Tribal loyalty trumps even strongly held political views. Mustafa Rawashdeh, a member of Parliament who signed a petition against Jordan’s joining the coalition against the Islamic State, was sitting on Saturday next to the pilot’s father at the diwan, as a member of the same tribe. He also publicly warned against opposition members using the pilot’s plight to political advantage. At one point so many tribal supporters had come to Amman that the family built a huge tent outside to accommodate overflow visitors and the news media.

The issue of the pilot’s fate has been so sensitive that Jordanian officials have scarcely mentioned the Japanese journalist, Kenji Goto, although Japan is a major aid donor to Jordan and Japanese officials have been in Amman seeking government help to try to win his release. The Islamic State eventually put the pilot’s fate into the mix, saying he would be killed along with Mr. Goto if Ms. Rishawi was not released, according to a video attributed to the militants.

The video did not say the pilot would be released — only that his life would be spared if she were freed by a deadline that expired Thursday.

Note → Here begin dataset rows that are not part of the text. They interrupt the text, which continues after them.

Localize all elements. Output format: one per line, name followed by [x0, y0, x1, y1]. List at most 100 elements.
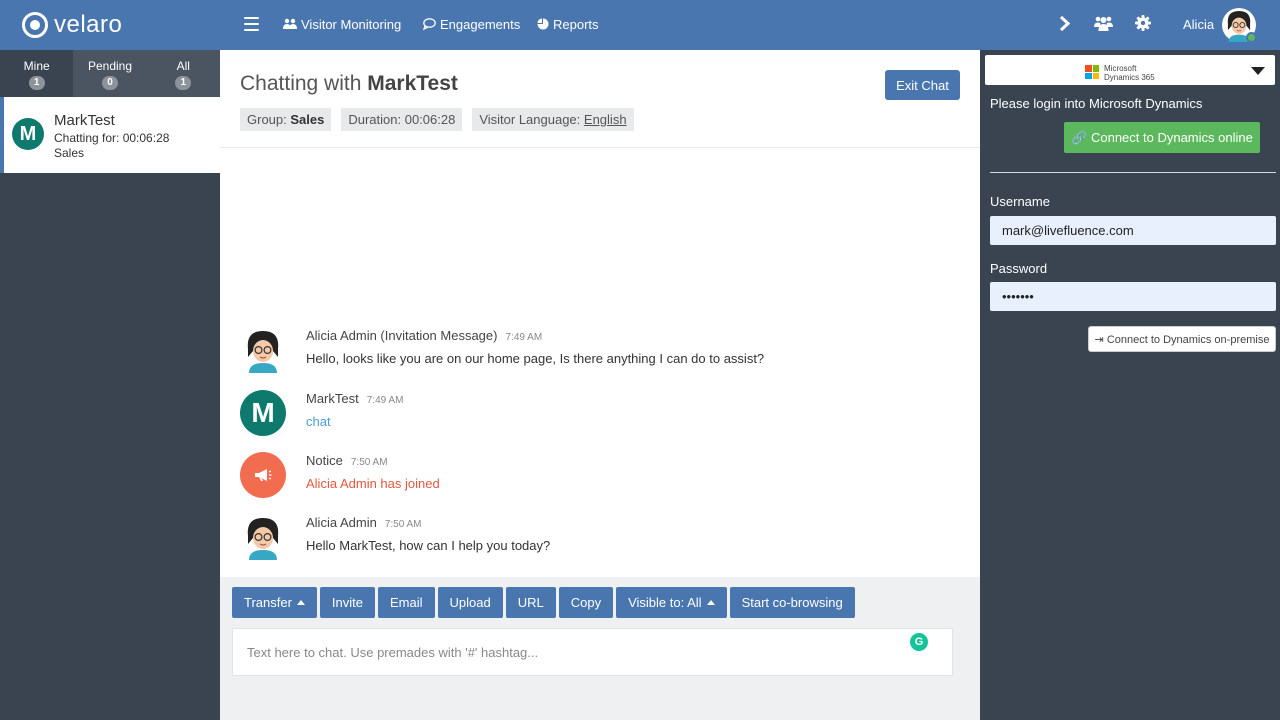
message-text: Hello, looks like you are on our home pa…	[306, 351, 765, 366]
divider	[220, 147, 980, 148]
chevron-right-icon[interactable]	[1059, 15, 1071, 35]
button-label: Visible to: All	[628, 595, 702, 610]
sign-in-icon: ⇥	[1094, 333, 1104, 346]
message-time: 7:50 AM	[350, 457, 388, 468]
tab-count-badge: 1	[175, 76, 192, 90]
chat-input[interactable]	[232, 628, 953, 676]
microsoft-logo-icon	[1085, 65, 1099, 79]
brand-name: velaro	[54, 11, 123, 38]
chat-composer: Transfer Invite Email Upload URL Copy Vi…	[220, 577, 980, 720]
gear-icon[interactable]	[1135, 15, 1151, 34]
online-status-dot	[1246, 32, 1257, 43]
group-value: Sales	[290, 112, 325, 127]
message-header: Notice 7:50 AM	[306, 453, 388, 468]
nav-label: Visitor Monitoring	[301, 17, 402, 32]
message-header: Alicia Admin 7:50 AM	[306, 515, 422, 530]
visitor-avatar: M	[12, 118, 44, 150]
megaphone-icon	[240, 452, 286, 498]
chat-list-tabs: Mine 1 Pending 0 All 1	[0, 50, 220, 97]
tab-label: Mine	[23, 59, 50, 73]
team-icon[interactable]	[1094, 15, 1113, 34]
crm-select-dropdown[interactable]: Microsoft Dynamics 365	[985, 55, 1275, 85]
chat-meta: Group: Sales Duration: 00:06:28 Visitor …	[240, 108, 634, 131]
language-tag: Visitor Language: English	[472, 108, 634, 131]
visitor-avatar: M	[240, 390, 286, 436]
nav-label: Reports	[553, 17, 599, 32]
message-sender: Notice	[306, 453, 343, 468]
menu-icon[interactable]	[244, 17, 259, 31]
chat-duration: Chatting for: 00:06:28	[54, 131, 170, 145]
message-text: Alicia Admin has joined	[306, 476, 440, 491]
language-link[interactable]: English	[584, 112, 627, 127]
tab-count-badge: 0	[101, 76, 118, 90]
caret-up-icon	[296, 600, 305, 605]
user-avatar[interactable]	[1222, 8, 1257, 43]
agent-avatar	[240, 514, 286, 560]
tab-mine[interactable]: Mine 1	[0, 50, 74, 97]
link-icon: 🔗	[1071, 129, 1088, 145]
tab-label: All	[176, 59, 190, 73]
button-label: Transfer	[244, 595, 292, 610]
nav-label: Engagements	[440, 17, 521, 32]
crm-product-name: Microsoft Dynamics 365	[1104, 64, 1155, 82]
tab-all[interactable]: All 1	[146, 50, 220, 97]
crm-product-line1: Microsoft	[1104, 64, 1137, 73]
message-time: 7:49 AM	[366, 395, 404, 406]
message-time: 7:49 AM	[505, 332, 543, 343]
visible-to-button[interactable]: Visible to: All	[616, 587, 727, 618]
username-label: Username	[990, 194, 1050, 209]
nav-engagements[interactable]: Engagements	[422, 17, 521, 32]
upload-button[interactable]: Upload	[437, 587, 503, 618]
start-cobrowsing-button[interactable]: Start co-browsing	[729, 587, 855, 618]
users-icon	[283, 18, 297, 32]
visitor-name: MarkTest	[54, 112, 115, 129]
copy-button[interactable]: Copy	[558, 587, 614, 618]
connect-dynamics-online-button[interactable]: 🔗 Connect to Dynamics online	[1064, 122, 1260, 153]
password-label: Password	[990, 261, 1048, 276]
connect-dynamics-premise-button[interactable]: ⇥ Connect to Dynamics on-premise	[1088, 326, 1276, 352]
email-button[interactable]: Email	[378, 587, 435, 618]
grammarly-icon[interactable]: G	[910, 633, 928, 651]
nav-visitor-monitoring[interactable]: Visitor Monitoring	[283, 17, 401, 32]
password-field[interactable]	[990, 282, 1276, 311]
tab-label: Pending	[87, 59, 133, 73]
message-sender: MarkTest	[306, 391, 359, 406]
chat-group: Sales	[54, 146, 85, 160]
button-label: Connect to Dynamics on-premise	[1106, 333, 1270, 346]
transfer-button[interactable]: Transfer	[232, 587, 317, 618]
duration-tag: Duration: 00:06:28	[341, 108, 463, 131]
title-prefix: Chatting with	[240, 72, 362, 95]
caret-down-icon	[1251, 67, 1265, 75]
top-bar: velaro Visitor Monitoring Engagements Re…	[0, 0, 1280, 50]
crm-panel: Microsoft Dynamics 365 Please login into…	[980, 50, 1280, 720]
chat-area: Chatting with MarkTest Exit Chat Group: …	[220, 50, 980, 720]
agent-avatar	[240, 327, 286, 373]
message-sender: Alicia Admin (Invitation Message)	[306, 328, 498, 343]
message-text: Hello MarkTest, how can I help you today…	[306, 538, 551, 553]
login-prompt: Please login into Microsoft Dynamics	[990, 96, 1203, 111]
exit-chat-button[interactable]: Exit Chat	[885, 70, 960, 100]
velaro-logo-icon	[22, 12, 48, 38]
divider	[990, 172, 1276, 173]
group-label: Group:	[247, 112, 287, 127]
message-header: MarkTest 7:49 AM	[306, 391, 403, 406]
button-label: Connect to Dynamics online	[1090, 129, 1253, 145]
user-name[interactable]: Alicia	[1183, 17, 1214, 32]
chat-action-toolbar: Transfer Invite Email Upload URL Copy Vi…	[232, 587, 855, 618]
chat-list-item[interactable]: M MarkTest Chatting for: 00:06:28 Sales	[0, 97, 220, 173]
crm-product-line2: Dynamics 365	[1104, 73, 1155, 82]
group-tag: Group: Sales	[240, 108, 332, 131]
url-button[interactable]: URL	[505, 587, 556, 618]
message-header: Alicia Admin (Invitation Message) 7:49 AM	[306, 328, 542, 343]
tab-count-badge: 1	[28, 76, 45, 90]
chat-list-panel: Mine 1 Pending 0 All 1 M MarkTest Chatti…	[0, 50, 220, 720]
velaro-logo[interactable]: velaro	[22, 10, 122, 40]
message-time: 7:50 AM	[384, 519, 422, 530]
chat-item-details: Chatting for: 00:06:28 Sales	[54, 131, 169, 161]
username-field[interactable]	[990, 216, 1276, 245]
nav-reports[interactable]: Reports	[537, 17, 599, 32]
pie-chart-icon	[537, 18, 549, 32]
invite-button[interactable]: Invite	[319, 587, 375, 618]
title-visitor: MarkTest	[367, 72, 458, 95]
tab-pending[interactable]: Pending 0	[73, 50, 147, 97]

Jordanian officials responded that they wanted to see proof the pilot was alive before freeing Ms. Rishawi, who had been held since 2005 after hotel bombings in Amman by Al Qaeda in Iraq. Then there was mainly silence from the two sides until Saturday, when the new video that appeared to show Mr. Goto being beheaded by a militant was released.

It is unclear what calculations the militants may be making and whether they may also factor in Jordan’s powerful tribes, especially if they want to maintain a base of support there.

The Islamic State’s cause had already won some sympathy in Jordan, where some back its goal of establishing an Islamic empire and chafe at the continuing autocracy of their own Western-allied government. Jordan is believed to be, after Saudi Arabia, the second-biggest outside contributor of Islamic State fighters.

Karak, Lieutenant Kasasbeh’s hometown, has its own minority of pro-Islamic State young men, according to Alaa Fazzaa, an exiled Jordanian dissident who follows online extremism in the country.

“They are thinking they could use the case of Moaz to stir up disturbances in Jordan,” Mr. Fazzaa said, warning other government critics to hold back — not a position he normally takes. “Anyone who has a bare minimum of national feelings must stay quiet now,” he said.

Referring to Karak, Mr. Rawashdeh, the lawmaker, said, “Some of our young men, out of ignorance or because they’re suffering economically, did support ISIS, but right now we’re noticing that people no longer do.

“If anything happens to Moaz, the whole street will turn against ISIS,” he said.

By Saturday night, Lieutenant Kasasbeh’s fate remained unknown. The video that appeared to show Mr. Goto’s death on Saturday made no mention of the pilot. But many Jordanians were concerned that the reason the militants did not provide proof he was alive, as Jordan’s government demanded, was that they had already killed him.